Outro episódio que revelou a forma como Jacó lidava com os problemas agora, foi a morte de sua esposa amada. Raquel adoeceu por complicações no parto do seu segundo filho. Ciente de que não iria sobreviver, ela nomeou seu filho Benoni (lit. “filho de minha aflição”). Jacó, por outro lado, não olhou para o lado negativo, mas como seu avô Abraão, que confiou no poder divino para restaurar a vida de Isaque, caso fosse sacrificado (Gn 22:5), ele renomeou o filho de Benjamim – “filho da mão direita” ou “filho do sul”, em uma demonstração de confiança Naquele que o sustentava. Isso porque a mão direita era vista como sinônimo de força ou, se em referência ao sul, conforme interpretado pelo comentarista judeu Rashi, o nome tem a ver com o local em que ele estava e onde havia acabado de receber a confirmação das bênçãos divinas.

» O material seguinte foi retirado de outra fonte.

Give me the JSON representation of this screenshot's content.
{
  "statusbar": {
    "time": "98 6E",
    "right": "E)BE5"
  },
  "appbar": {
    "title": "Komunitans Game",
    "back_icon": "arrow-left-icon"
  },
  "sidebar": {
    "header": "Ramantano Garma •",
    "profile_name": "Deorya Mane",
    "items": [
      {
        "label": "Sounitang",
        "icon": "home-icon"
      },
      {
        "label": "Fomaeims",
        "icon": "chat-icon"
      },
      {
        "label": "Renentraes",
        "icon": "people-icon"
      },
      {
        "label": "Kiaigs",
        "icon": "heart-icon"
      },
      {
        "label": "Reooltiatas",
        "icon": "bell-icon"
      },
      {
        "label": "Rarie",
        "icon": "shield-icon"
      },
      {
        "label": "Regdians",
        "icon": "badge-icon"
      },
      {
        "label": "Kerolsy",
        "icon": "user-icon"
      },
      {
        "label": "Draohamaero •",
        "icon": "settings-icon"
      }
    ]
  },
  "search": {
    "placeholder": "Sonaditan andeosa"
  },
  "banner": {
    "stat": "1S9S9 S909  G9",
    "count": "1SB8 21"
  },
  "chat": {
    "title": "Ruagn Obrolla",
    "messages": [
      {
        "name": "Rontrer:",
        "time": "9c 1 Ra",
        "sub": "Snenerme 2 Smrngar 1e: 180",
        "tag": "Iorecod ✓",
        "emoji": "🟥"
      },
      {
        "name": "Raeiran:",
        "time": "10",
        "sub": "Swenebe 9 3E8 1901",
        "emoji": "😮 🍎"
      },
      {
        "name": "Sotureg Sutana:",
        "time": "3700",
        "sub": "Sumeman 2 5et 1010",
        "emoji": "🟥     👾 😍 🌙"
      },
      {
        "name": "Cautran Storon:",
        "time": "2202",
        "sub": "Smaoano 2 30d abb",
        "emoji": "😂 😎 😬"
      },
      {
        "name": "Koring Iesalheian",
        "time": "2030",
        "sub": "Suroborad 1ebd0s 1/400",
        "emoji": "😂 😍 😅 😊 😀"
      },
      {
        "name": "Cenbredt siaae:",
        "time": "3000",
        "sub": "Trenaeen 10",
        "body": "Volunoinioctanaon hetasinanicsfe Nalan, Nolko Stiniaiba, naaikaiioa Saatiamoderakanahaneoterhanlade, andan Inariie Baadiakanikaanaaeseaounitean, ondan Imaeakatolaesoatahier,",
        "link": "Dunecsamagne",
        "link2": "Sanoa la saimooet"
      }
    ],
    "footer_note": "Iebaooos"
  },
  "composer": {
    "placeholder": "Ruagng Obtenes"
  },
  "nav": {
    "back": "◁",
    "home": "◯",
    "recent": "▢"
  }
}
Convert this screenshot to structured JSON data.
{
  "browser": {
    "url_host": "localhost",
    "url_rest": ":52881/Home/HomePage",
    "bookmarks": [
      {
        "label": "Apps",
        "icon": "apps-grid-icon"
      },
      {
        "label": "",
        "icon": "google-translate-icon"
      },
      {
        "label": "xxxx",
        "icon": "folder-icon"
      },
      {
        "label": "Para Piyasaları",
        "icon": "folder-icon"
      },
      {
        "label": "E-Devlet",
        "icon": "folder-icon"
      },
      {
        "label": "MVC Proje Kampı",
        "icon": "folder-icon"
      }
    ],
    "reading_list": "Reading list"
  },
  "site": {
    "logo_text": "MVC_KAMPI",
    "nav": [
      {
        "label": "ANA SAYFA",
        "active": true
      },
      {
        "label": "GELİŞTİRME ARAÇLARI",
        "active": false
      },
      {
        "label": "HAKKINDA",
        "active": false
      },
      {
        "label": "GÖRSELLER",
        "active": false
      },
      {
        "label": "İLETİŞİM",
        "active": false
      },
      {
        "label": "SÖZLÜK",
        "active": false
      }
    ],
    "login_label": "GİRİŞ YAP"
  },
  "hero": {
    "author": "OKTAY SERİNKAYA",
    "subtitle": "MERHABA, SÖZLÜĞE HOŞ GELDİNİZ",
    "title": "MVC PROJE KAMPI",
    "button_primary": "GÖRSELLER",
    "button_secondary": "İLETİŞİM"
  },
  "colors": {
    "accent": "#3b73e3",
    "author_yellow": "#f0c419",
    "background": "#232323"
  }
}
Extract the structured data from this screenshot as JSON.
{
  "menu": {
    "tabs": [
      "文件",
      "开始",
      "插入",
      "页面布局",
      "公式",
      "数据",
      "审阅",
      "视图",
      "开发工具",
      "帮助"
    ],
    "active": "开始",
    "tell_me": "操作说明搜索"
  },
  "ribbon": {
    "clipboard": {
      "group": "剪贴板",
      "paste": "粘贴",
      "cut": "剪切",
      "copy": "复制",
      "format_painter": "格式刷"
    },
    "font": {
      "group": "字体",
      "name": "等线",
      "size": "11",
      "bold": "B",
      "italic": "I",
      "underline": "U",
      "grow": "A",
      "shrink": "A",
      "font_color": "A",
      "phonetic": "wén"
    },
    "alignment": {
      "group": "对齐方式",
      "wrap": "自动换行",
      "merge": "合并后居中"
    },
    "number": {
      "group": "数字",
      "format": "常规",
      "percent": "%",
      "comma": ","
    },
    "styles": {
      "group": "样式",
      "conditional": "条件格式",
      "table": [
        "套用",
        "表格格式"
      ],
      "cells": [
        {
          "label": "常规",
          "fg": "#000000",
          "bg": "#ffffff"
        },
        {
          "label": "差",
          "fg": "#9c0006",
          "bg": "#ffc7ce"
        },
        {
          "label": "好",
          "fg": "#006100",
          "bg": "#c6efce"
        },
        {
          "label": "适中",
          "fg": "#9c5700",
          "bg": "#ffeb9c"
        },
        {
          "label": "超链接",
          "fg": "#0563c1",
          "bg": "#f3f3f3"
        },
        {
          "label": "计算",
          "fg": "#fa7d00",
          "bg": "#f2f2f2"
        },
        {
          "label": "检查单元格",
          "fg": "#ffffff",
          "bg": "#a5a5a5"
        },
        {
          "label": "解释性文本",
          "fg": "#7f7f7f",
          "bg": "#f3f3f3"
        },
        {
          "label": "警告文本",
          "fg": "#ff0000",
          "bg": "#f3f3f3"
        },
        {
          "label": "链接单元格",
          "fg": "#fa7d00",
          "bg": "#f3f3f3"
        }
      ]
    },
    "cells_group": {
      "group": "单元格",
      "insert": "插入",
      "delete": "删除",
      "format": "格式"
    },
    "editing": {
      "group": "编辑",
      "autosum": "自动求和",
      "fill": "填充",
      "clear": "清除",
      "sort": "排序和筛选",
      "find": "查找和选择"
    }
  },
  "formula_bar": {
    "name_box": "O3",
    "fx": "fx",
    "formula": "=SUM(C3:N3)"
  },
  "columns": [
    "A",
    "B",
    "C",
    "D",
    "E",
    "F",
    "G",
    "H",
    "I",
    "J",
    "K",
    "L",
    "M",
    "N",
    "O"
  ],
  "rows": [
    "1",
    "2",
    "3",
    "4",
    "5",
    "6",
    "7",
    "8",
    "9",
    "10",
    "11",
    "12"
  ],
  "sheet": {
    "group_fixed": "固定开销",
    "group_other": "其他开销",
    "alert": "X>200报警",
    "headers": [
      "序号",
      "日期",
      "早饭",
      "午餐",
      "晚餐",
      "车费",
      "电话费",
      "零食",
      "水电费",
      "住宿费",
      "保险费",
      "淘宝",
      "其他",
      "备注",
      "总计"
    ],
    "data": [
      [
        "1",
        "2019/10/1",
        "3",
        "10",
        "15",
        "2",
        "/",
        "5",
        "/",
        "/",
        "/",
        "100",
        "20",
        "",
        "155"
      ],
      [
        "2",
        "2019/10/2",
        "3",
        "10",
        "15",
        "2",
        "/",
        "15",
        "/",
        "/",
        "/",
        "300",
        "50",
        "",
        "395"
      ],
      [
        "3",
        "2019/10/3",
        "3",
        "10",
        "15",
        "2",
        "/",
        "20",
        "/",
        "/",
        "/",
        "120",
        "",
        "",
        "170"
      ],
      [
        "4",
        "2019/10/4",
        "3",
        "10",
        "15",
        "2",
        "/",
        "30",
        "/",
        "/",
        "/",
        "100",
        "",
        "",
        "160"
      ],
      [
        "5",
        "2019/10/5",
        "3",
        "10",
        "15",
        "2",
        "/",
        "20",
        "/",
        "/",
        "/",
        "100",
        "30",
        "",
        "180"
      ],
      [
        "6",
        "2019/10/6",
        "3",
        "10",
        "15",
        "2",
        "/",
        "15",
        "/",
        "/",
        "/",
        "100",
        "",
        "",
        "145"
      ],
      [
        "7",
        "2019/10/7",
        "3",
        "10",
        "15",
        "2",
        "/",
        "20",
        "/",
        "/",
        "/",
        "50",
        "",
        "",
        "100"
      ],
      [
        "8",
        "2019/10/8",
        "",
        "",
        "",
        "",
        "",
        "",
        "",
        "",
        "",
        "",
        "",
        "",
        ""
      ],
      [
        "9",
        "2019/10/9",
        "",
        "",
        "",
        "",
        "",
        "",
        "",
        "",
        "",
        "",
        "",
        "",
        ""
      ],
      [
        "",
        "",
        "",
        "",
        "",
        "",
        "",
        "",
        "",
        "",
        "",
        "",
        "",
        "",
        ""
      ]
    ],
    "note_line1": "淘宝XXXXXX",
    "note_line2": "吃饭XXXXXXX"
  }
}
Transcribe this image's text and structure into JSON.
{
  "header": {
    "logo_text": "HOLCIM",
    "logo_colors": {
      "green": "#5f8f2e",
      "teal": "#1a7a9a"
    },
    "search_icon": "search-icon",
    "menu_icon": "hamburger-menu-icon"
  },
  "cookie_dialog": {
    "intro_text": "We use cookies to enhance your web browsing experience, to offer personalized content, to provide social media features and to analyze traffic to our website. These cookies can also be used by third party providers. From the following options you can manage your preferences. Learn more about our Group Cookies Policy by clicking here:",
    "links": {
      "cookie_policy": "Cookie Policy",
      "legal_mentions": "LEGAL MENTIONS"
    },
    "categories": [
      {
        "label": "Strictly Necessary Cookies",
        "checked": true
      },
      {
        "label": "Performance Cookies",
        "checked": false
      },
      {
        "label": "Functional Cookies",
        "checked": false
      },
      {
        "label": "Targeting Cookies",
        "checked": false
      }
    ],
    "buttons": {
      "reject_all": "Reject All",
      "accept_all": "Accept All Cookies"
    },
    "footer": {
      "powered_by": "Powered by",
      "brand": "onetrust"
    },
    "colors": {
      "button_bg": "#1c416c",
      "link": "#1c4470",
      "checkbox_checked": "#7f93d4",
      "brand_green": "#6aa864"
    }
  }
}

Enfim, de tudo que podemos guardar das histórias de Jacó, foi o seu processo de transformação espiritual que o capacitou para continuar o legado de Abraão. E esses passos foram:

  1. Arrependimento genuíno (Gn 32:3-8; 13-21)
  2. Súplica/oração (Gn 32:9-12)
  3. Resposta divina [perdão] (Gn 32:27-28)
  4. Renovação de caráter (Gn 33:1-3)

Jacó passou pelas mesmas etapas que qualquer um de nós também deve passar. Ainda que, semelhantes a Jacó, venhamos a interferir nos planos divinos, interpolando nossas próprias ações às Dele, Deus é capaz de ajustar nossos erros sobre Seu plano, que é infinitamente maior do que qualquer coisa que venhamos a fazer. Se o nosso coração for humilde e sincero para permitir reconhecer que Ele está, e deve estar, no controle sempre, Ele lutará por mim e por você; e os nossos erros e problemas serão os elementos que Ele usará para fazer de você uma pessoa melhor – mais um guerreiro no Seu grande exército da salvação.

Referências:

(1) PAINE, J. Barton. “?”. In: R. Laird Harris; Gleason L. Archer, Jr; Bruce K. Waltke (eds). Dicionário Internacional de Teologia do Antigo Testamento. São Paulo: Vida Nova, 1998, p. 1490. (2) MATHEWS, Kenneth A. Genesis 11:27–50:26. The New American Commentary. Nashville, TN: Broadman and Holman Publishers, 1996, p. 537.